NHTSA notes that this estimate is based on a quotation from Siemens
that appears to have expired, and has requested updated information
from the petitioner to ensure that the estimate is still accurate.
In addition, Mosler Automotive emphasized that finding suppliers
willing to work with a manufacturer with very low production volumes
has proven extremely difficult, and as a result, the company must wait
for technology to ``trickle down'' from larger manufacturers and
suppliers. Mosler Automotive further stated that, as a small volume
manufacturer, the company simply does not have the internal resources
to do full U.S. homologation projects without reliance on outside
suppliers of advanced engineering technologies.

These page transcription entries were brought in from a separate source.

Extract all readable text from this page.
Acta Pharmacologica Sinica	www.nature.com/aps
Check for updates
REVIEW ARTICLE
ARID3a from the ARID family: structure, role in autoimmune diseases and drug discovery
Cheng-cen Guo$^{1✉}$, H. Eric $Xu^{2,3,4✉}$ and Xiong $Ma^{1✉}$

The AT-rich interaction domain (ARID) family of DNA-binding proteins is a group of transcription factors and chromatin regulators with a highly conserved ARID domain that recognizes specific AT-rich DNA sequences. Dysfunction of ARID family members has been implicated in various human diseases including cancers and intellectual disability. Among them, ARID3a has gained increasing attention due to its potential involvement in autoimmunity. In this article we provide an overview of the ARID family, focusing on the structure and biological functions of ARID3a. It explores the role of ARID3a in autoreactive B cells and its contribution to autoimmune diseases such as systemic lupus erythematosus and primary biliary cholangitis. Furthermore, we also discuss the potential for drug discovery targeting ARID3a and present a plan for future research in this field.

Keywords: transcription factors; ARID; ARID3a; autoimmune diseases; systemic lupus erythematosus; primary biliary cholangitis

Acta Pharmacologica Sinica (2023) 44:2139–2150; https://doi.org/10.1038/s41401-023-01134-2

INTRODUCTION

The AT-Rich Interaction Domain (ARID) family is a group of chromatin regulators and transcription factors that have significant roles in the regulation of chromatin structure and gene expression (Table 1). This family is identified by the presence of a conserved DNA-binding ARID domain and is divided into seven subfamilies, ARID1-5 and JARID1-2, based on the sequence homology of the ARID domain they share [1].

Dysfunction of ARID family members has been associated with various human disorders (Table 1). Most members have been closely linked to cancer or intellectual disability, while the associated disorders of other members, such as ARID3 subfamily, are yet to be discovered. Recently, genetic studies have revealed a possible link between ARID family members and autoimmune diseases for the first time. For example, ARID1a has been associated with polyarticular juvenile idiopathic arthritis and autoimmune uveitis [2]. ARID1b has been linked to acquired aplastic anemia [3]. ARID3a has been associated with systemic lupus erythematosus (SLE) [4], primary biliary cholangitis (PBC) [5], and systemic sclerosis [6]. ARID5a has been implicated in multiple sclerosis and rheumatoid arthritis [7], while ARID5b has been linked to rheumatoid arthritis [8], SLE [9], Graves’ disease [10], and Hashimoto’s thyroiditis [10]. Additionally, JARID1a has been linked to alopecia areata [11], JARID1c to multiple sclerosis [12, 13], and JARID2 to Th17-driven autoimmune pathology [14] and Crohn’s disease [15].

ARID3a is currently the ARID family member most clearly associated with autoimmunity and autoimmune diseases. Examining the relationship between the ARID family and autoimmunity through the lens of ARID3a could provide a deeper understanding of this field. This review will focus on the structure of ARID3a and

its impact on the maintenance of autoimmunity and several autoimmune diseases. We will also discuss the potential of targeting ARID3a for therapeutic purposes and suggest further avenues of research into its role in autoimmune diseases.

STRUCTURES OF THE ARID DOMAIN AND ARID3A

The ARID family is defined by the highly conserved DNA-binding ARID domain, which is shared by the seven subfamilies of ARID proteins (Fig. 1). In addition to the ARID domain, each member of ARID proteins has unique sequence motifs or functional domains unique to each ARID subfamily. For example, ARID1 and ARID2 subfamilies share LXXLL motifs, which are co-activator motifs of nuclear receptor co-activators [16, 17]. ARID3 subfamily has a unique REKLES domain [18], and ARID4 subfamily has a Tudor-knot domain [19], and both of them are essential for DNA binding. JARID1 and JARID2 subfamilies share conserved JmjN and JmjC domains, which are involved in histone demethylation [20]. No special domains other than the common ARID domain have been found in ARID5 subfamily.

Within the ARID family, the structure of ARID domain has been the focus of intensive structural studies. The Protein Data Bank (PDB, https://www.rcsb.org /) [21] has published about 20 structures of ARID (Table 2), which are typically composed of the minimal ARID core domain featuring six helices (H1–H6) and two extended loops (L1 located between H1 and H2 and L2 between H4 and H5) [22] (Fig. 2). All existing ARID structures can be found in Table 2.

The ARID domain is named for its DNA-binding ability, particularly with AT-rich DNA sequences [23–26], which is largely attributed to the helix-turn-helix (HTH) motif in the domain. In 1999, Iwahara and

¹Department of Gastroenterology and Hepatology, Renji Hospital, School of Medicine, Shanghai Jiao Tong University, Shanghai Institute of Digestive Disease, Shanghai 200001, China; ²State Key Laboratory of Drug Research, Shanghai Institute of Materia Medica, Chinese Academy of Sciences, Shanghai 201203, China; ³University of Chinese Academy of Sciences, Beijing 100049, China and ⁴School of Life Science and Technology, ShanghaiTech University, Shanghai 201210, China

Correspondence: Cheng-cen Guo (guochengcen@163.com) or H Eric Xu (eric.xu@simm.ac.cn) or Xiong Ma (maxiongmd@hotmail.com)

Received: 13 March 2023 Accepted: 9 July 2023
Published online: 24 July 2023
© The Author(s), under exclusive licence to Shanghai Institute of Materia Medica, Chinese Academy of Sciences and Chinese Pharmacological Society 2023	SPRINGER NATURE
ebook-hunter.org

In short, Mosler Automotive argued that, despite good faith
efforts, limited resources prevent it from bringing the vehicle into
compliance with all applicable requirements, and it is beyond the
company's current capabilities to bring the vehicle into full
compliance until such time as additional resources become available as
a result of U.S. sales. Mosler Automotive stated in its petition that
it expects its advanced air bag system to be ready in 2009, and that an
exemption would allow it to maintain continued operations until then.
Mosler Automotive argues that an exemption would be in the public
interest. The petitioner put forth several arguments in favor of a
finding that the requested exemption is consistent with the public
interest and would not have a significant adverse impact on safety.

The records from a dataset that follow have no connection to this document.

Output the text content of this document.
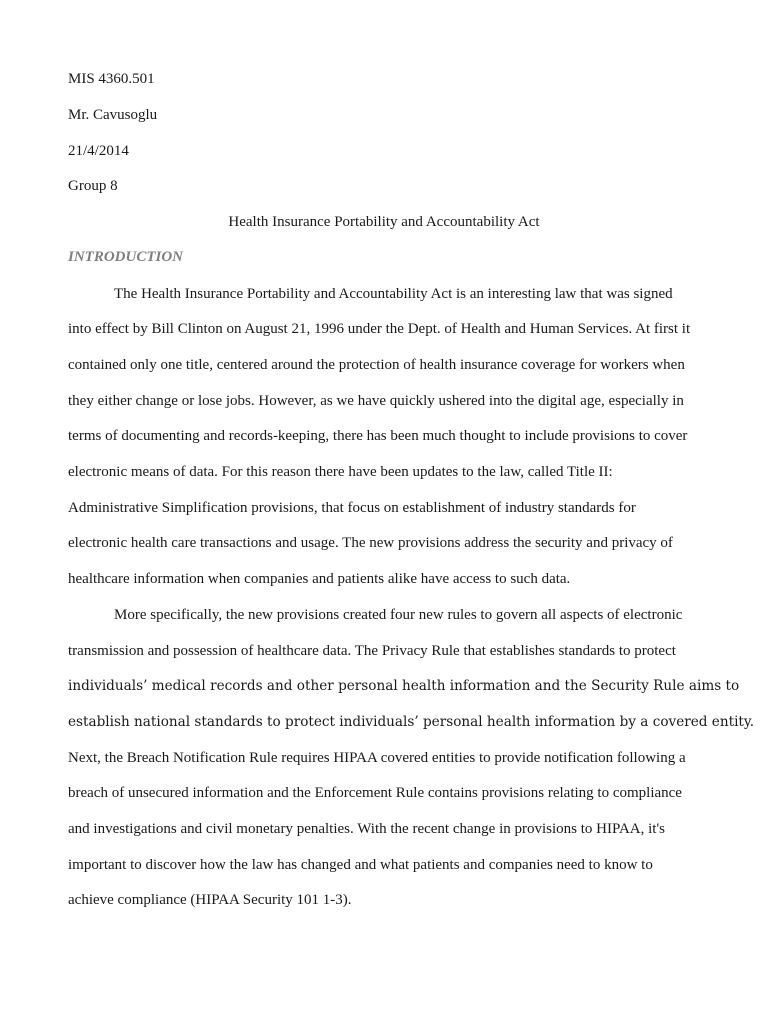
MIS 4360.501
Mr. Cavusoglu
21/4/2014
Group 8
Health Insurance Portability and Accountability Act
INTRODUCTION
The Health Insurance Portability and Accountability Act is an interesting law that was signed
into effect by Bill Clinton on August 21, 1996 under the Dept. of Health and Human Services. At first it
contained only one title, centered around the protection of health insurance coverage for workers when
they either change or lose jobs. However, as we have quickly ushered into the digital age, especially in
terms of documenting and records-keeping, there has been much thought to include provisions to cover
electronic means of data. For this reason there have been updates to the law, called Title II:
Administrative Simplification provisions, that focus on establishment of industry standards for
electronic health care transactions and usage. The new provisions address the security and privacy of
healthcare information when companies and patients alike have access to such data.
More specifically, the new provisions created four new rules to govern all aspects of electronic
transmission and possession of healthcare data. The Privacy Rule that establishes standards to protect
individuals’ medical records and other personal health information and the Security Rule aims to
establish national standards to protect individuals’ personal health information by a covered entity.
Next, the Breach Notification Rule requires HIPAA covered entities to provide notification following a
breach of unsecured information and the Enforcement Rule contains provisions relating to compliance
and investigations and civil monetary penalties. With the recent change in provisions to HIPAA, it's
important to discover how the law has changed and what patients and companies need to know to
achieve compliance (HIPAA Security 101 1-3).
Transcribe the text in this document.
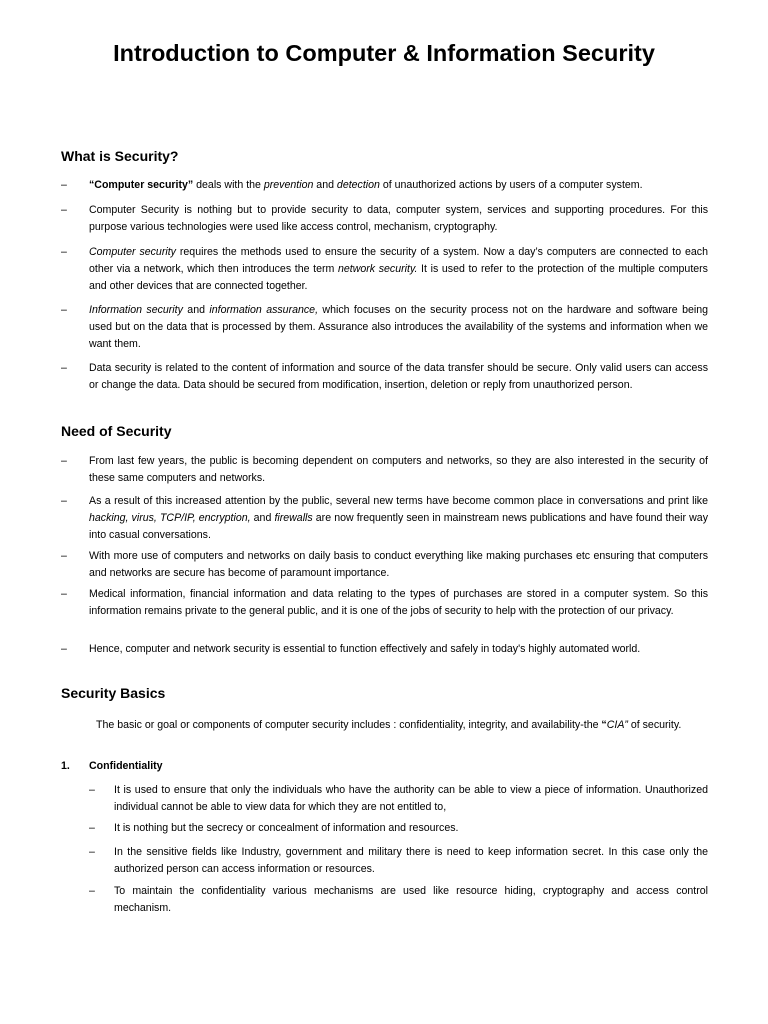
Introduction to Computer & Information Security
What is Security?
– “Computer security” deals with the prevention and detection of unauthorized actions by users of a computer system.
– Computer Security is nothing but to provide security to data, computer system, services and supporting procedures. For this purpose various technologies were used like access control, mechanism, cryptography.
– Computer security requires the methods used to ensure the security of a system. Now a day’s computers are connected to each other via a network, which then introduces the term network security. It is used to refer to the protection of the multiple computers and other devices that are connected together.
– Information security and information assurance, which focuses on the security process not on the hardware and software being used but on the data that is processed by them. Assurance also introduces the availability of the systems and information when we want them.
– Data security is related to the content of information and source of the data transfer should be secure. Only valid users can access or change the data. Data should be secured from modification, insertion, deletion or reply from unauthorized person.
Need of Security
– From last few years, the public is becoming dependent on computers and networks, so they are also interested in the security of these same computers and networks.
– As a result of this increased attention by the public, several new terms have become common place in conversations and print like hacking, virus, TCP/IP, encryption, and firewalls are now frequently seen in mainstream news publications and have found their way into casual conversations.
– With more use of computers and networks on daily basis to conduct everything like making purchases etc ensuring that computers and networks are secure has become of paramount importance.
– Medical information, financial information and data relating to the types of purchases are stored in a computer system. So this information remains private to the general public, and it is one of the jobs of security to help with the protection of our privacy.
– Hence, computer and network security is essential to function effectively and safely in today's highly automated world.
Security Basics
The basic or goal or components of computer security includes : confidentiality, integrity, and availability-the “CIA” of security.
1. Confidentiality
– It is used to ensure that only the individuals who have the authority can be able to view a piece of information. Unauthorized individual cannot be able to view data for which they are not entitled to,
– It is nothing but the secrecy or concealment of information and resources.
– In the sensitive fields like Industry, government and military there is need to keep information secret. In this case only the authorized person can access information or resources.
– To maintain the confidentiality various mechanisms are used like resource hiding, cryptography and access control mechanism.
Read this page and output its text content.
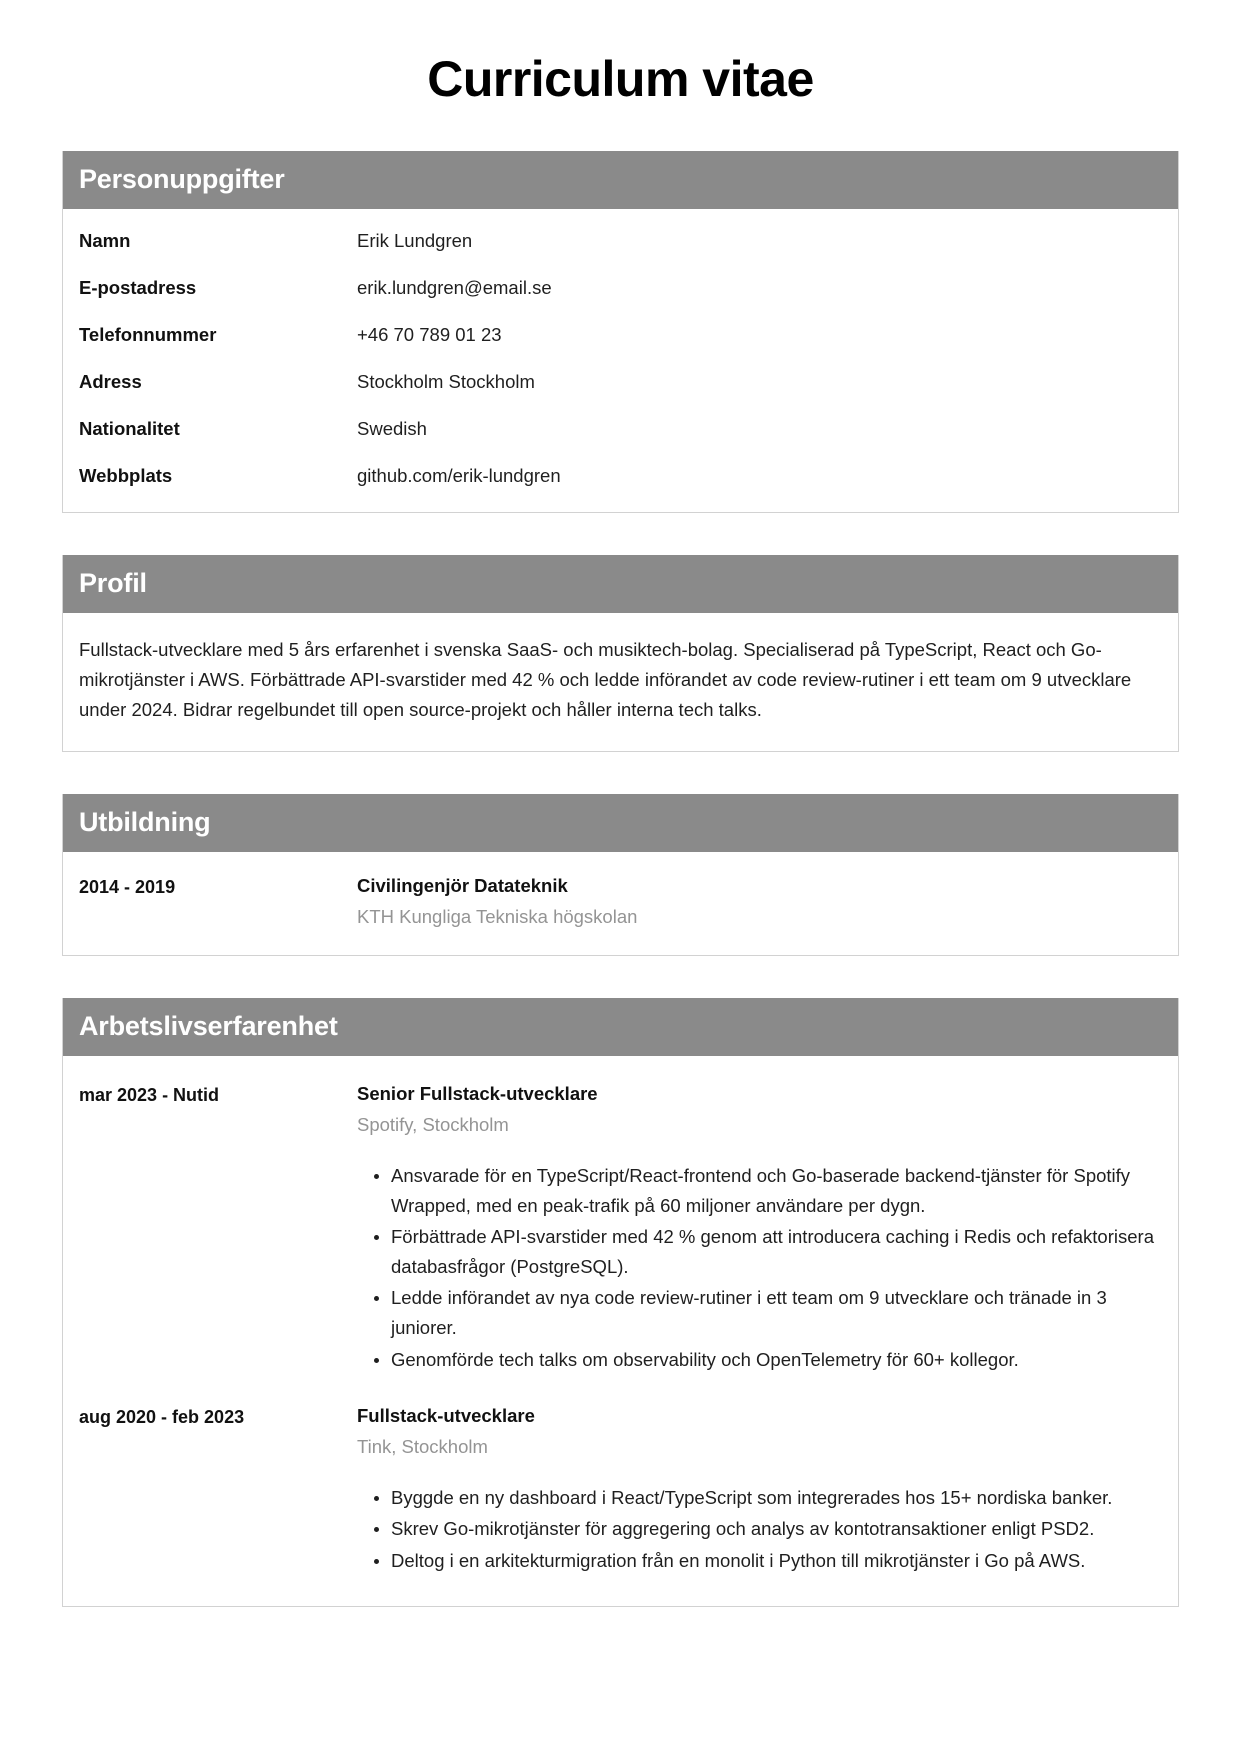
Curriculum vitae
Personuppgifter
Namn	Erik Lundgren
E-postadress	erik.lundgren@email.se
Telefonnummer	+46 70 789 01 23
Adress	Stockholm Stockholm
Nationalitet	Swedish
Webbplats	github.com/erik-lundgren
Profil

Fullstack-utvecklare med 5 års erfarenhet i svenska SaaS- och musiktech-bolag. Specialiserad på TypeScript, React och Go-mikrotjänster i AWS. Förbättrade API-svarstider med 42 % och ledde införandet av code review-rutiner i ett team om 9 utvecklare under 2024. Bidrar regelbundet till open source-projekt och håller interna tech talks.

Utbildning
2014 - 2019	Civilingenjör Datateknik
KTH Kungliga Tekniska högskolan
Arbetslivserfarenhet
mar 2023 - Nutid	Senior Fullstack-utvecklare
Spotify, Stockholm
• Ansvarade för en TypeScript/React-frontend och Go-baserade backend-tjänster för Spotify Wrapped, med en peak-trafik på 60 miljoner användare per dygn.
• Förbättrade API-svarstider med 42 % genom att introducera caching i Redis och refaktorisera databasfrågor (PostgreSQL).
• Ledde införandet av nya code review-rutiner i ett team om 9 utvecklare och tränade in 3 juniorer.
• Genomförde tech talks om observability och OpenTelemetry för 60+ kollegor.
aug 2020 - feb 2023	Fullstack-utvecklare
Tink, Stockholm
• Byggde en ny dashboard i React/TypeScript som integrerades hos 15+ nordiska banker.
• Skrev Go-mikrotjänster för aggregering och analys av kontotransaktioner enligt PSD2.
• Deltog i en arkitekturmigration från en monolit i Python till mikrotjänster i Go på AWS.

Specifically, Mosler Automotive argued that the vehicle would be
equipped with a fully-compliant standard U.S. air bag system (i.e., one
meeting all requirements of FMVSS No. 208 prior to implementation of
S14). Furthermore, the company emphasized that the MT900 will comply
with all other applicable FMVSSs.
The company asserted that granting the exemption will benefit U.S.

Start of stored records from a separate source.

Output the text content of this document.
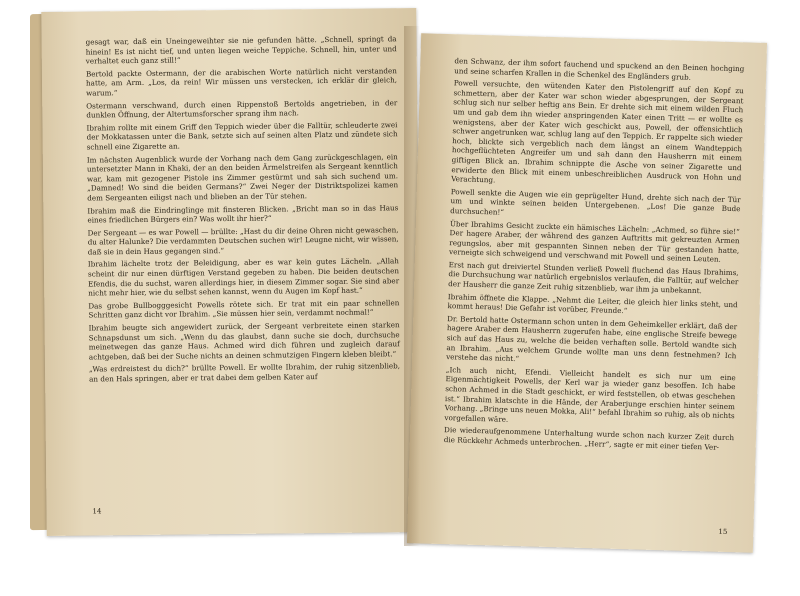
gesagt war, daß ein Uneingeweihter sie nie gefunden hätte. „Schnell, springt da hinein! Es ist nicht tief, und unten liegen weiche Teppiche. Schnell, hin, unter und verhaltet euch ganz still!“

Bertold packte Ostermann, der die arabischen Worte natürlich nicht verstanden hatte, am Arm. „Los, da rein! Wir müssen uns verstecken, ich erklär dir gleich, warum.“

Ostermann verschwand, durch einen Rippenstoß Bertolds angetrieben, in der dunklen Öffnung, der Altertumsforscher sprang ihm nach.

Ibrahim rollte mit einem Griff den Teppich wieder über die Falltür, schleuderte zwei der Mokkatassen unter die Bank, setzte sich auf seinen alten Platz und zündete sich schnell eine Zigarette an.

Im nächsten Augenblick wurde der Vorhang nach dem Gang zurückgeschlagen, ein untersetzter Mann in Khaki, der an den beiden Ärmelstreifen als Sergeant kenntlich war, kam mit gezogener Pistole ins Zimmer gestürmt und sah sich suchend um. „Damned! Wo sind die beiden Germans?“ Zwei Neger der Distriktspolizei kamen dem Sergeanten eiligst nach und blieben an der Tür stehen.

Ibrahim maß die Eindringlinge mit finsteren Blicken. „Bricht man so in das Haus eines friedlichen Bürgers ein? Was wollt ihr hier?“

Der Sergeant — es war Powell — brüllte: „Hast du dir deine Ohren nicht gewaschen, du alter Halunke? Die verdammten Deutschen suchen wir! Leugne nicht, wir wissen, daß sie in dein Haus gegangen sind.“

Ibrahim lächelte trotz der Beleidigung, aber es war kein gutes Lächeln. „Allah scheint dir nur einen dürftigen Verstand gegeben zu haben. Die beiden deutschen Efendis, die du suchst, waren allerdings hier, in diesem Zimmer sogar. Sie sind aber nicht mehr hier, wie du selbst sehen kannst, wenn du Augen im Kopf hast.“

Das grobe Bullbogggesicht Powells rötete sich. Er trat mit ein paar schnellen Schritten ganz dicht vor Ibrahim. „Sie müssen hier sein, verdammt nochmal!“

Ibrahim beugte sich angewidert zurück, der Sergeant verbreitete einen starken Schnapsdunst um sich. „Wenn du das glaubst, dann suche sie doch, durchsuche meinetwegen das ganze Haus. Achmed wird dich führen und zugleich darauf achtgeben, daß bei der Suche nichts an deinen schmutzigen Fingern kleben bleibt.“

„Was erdreistest du dich?“ brüllte Powell. Er wollte Ibrahim, der ruhig sitzenblieb, an den Hals springen, aber er trat dabei dem gelben Kater auf

14

den Schwanz, der ihm sofort fauchend und spuckend an den Beinen hochging und seine scharfen Krallen in die Schenkel des Engländers grub.

Powell versuchte, den wütenden Kater den Pistolengriff auf den Kopf zu schmettern, aber der Kater war schon wieder abgesprungen, der Sergeant schlug sich nur selber heftig ans Bein. Er drehte sich mit einem wilden Fluch um und gab dem ihn wieder anspringenden Kater einen Tritt — er wollte es wenigstens, aber der Kater wich geschickt aus, Powell, der offensichtlich schwer angetrunken war, schlug lang auf den Teppich. Er rappelte sich wieder hoch, blickte sich vergeblich nach dem längst an einem Wandteppich hochgeflüchteten Angreifer um und sah dann den Hausherrn mit einem giftigen Blick an. Ibrahim schnippte die Asche von seiner Zigarette und erwiderte den Blick mit einem unbeschreiblichen Ausdruck von Hohn und Verachtung.

Powell senkte die Augen wie ein geprügelter Hund, drehte sich nach der Tür um und winkte seinen beiden Untergebenen. „Los! Die ganze Bude durchsuchen!“

Über Ibrahims Gesicht zuckte ein hämisches Lächeln: „Achmed, so führe sie!“ Der hagere Araber, der während des ganzen Auftritts mit gekreuzten Armen regungslos, aber mit gespannten Sinnen neben der Tür gestanden hatte, verneigte sich schweigend und verschwand mit Powell und seinen Leuten.

Erst nach gut dreiviertel Stunden verließ Powell fluchend das Haus Ibrahims, die Durchsuchung war natürlich ergebnislos verlaufen, die Falltür, auf welcher der Hausherr die ganze Zeit ruhig sitzenblieb, war ihm ja unbekannt.

Ibrahim öffnete die Klappe. „Nehmt die Leiter, die gleich hier links steht, und kommt heraus! Die Gefahr ist vorüber, Freunde.“

Dr. Bertold hatte Ostermann schon unten in dem Geheimkeller erklärt, daß der hagere Araber dem Hausherrn zugerufen habe, eine englische Streife bewege sich auf das Haus zu, welche die beiden verhaften solle. Bertold wandte sich an Ibrahim. „Aus welchem Grunde wollte man uns denn festnehmen? Ich verstehe das nicht.“

„Ich auch nicht, Efendi. Vielleicht handelt es sich nur um eine Eigenmächtigkeit Powells, der Kerl war ja wieder ganz besoffen. Ich habe schon Achmed in die Stadt geschickt, er wird feststellen, ob etwas geschehen ist.“ Ibrahim klatschte in die Hände, der Araberjunge erschien hinter seinem Vorhang. „Bringe uns neuen Mokka, Ali!“ befahl Ibrahim so ruhig, als ob nichts vorgefallen wäre.

Die wiederaufgenommene Unterhaltung wurde schon nach kurzer Zeit durch die Rückkehr Achmeds unterbrochen. „Herr“, sagte er mit einer tiefen Ver-

15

employment, companies, and citizens, because Mosler Automotive is a
U.S. company and employs 25 people at its Florida facility. Mosler
Automotive also argued that denial of the exemption request would have
an adverse impact on consumer choice. The company also argued that an
exemption is unlikely to have a significant safety impact because these
vehicles are not expected to be used extensively by their owners, due
to their ``second vehicle'' nature, extreme design and high cost. The
company also reasoned that given the nature of the vehicle, it is less
likely to be used to transport young children than most other vehicles.
As an additional basis for showing that its requested exemption
would be in the public interest, Mosler Automotive stated that the
MT900 has an extremely strong chassis, which is composed of aluminum
tubes and composite structural parts. According to Mosler Automotive,
the vehicle design is such that occupants are effectively placed in a
``protective `cell' '' with the chassis structure built around them.
V. Issuance of Notice of Final Action
We are providing a 30-day comment period. After considering public
comments and other available information, we will publish a notice of
[[Page 32395]]
final action on the application in the Federal Register.
Issued on: June 5, 2007.
Stephen R. Kratzke,
Associate Administrator for Rulemaking.